What GigaTIME Doesn’t Fix

Open access is not clinical validation. GigaTIME’s performance on tumor types underrepresented in its training cohort is unknown. AI pathology tools routinely show performance gaps between validation populations and deployment populations — a problem documented extensively in dermatology AI and mammography screening models built on similarly skewed datasets.

Regulatory approval operates on its own timeline entirely. In the United States, AI tools that directly inform cancer treatment decisions require FDA De Novo authorization or 510(k) clearance — a 12–36 month process requiring prospective clinical evidence. The European IVDR framework imposes comparable requirements for in vitro diagnostic applications. Open-sourcing a model shortens neither regulatory clock.

GigaTIME generates outputs, not diagnoses. A pathologist reviews the model’s immune-cell map and makes the clinical interpretation. Like AI systems built for autonomous scientific discovery, GigaTIME surfaces patterns; human experts determine what those patterns mean for individual patients. The augmentation framing is clinically and legally accurate — and it’s also the framing that allows deployment before formal regulatory clearance as a standalone diagnostic.

A Strong Approximation Available Everywhere Beats a Perfect Test for the Few

The clinical argument for GigaTIME is not that it perfectly replicates mIHC — Microsoft Research does not make that claim in the initial publication. The argument is distributional: a robust approximation available at any hospital with a digital pathology scanner is more valuable than a precise result accessible to the minority of patients treated at mIHC-capable centers.

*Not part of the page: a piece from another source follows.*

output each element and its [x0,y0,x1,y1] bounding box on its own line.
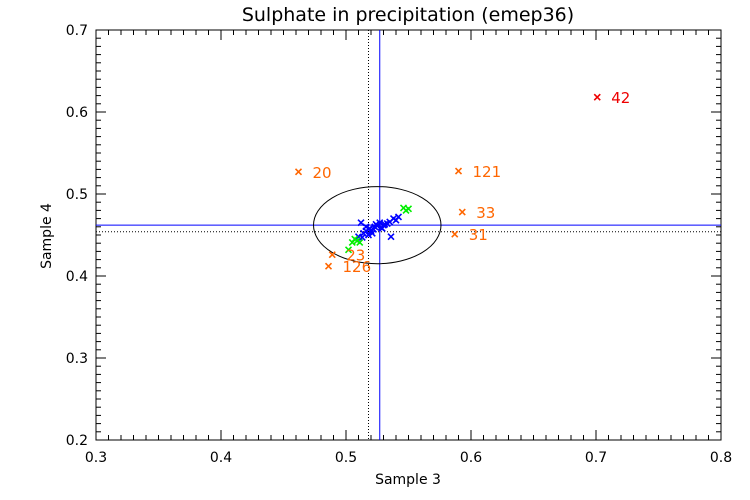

Immune profiling determines checkpoint inhibitor eligibility for melanoma, non-small cell lung cancer, renal cell carcinoma, bladder cancer, and a growing list of solid tumors. For patients currently receiving empirical immunotherapy without microenvironment data — or forgoing it entirely — GigaTIME represents roughly $10 in marginal cost to generate information that changes treatment decisions.

The open-source release is the right call. What follows depends on WHO adoption frameworks, hospital digital pathology scanner penetration, and clinical workflow integration — none of which Microsoft controls. The code is available. The deployment infrastructure work hasn’t started.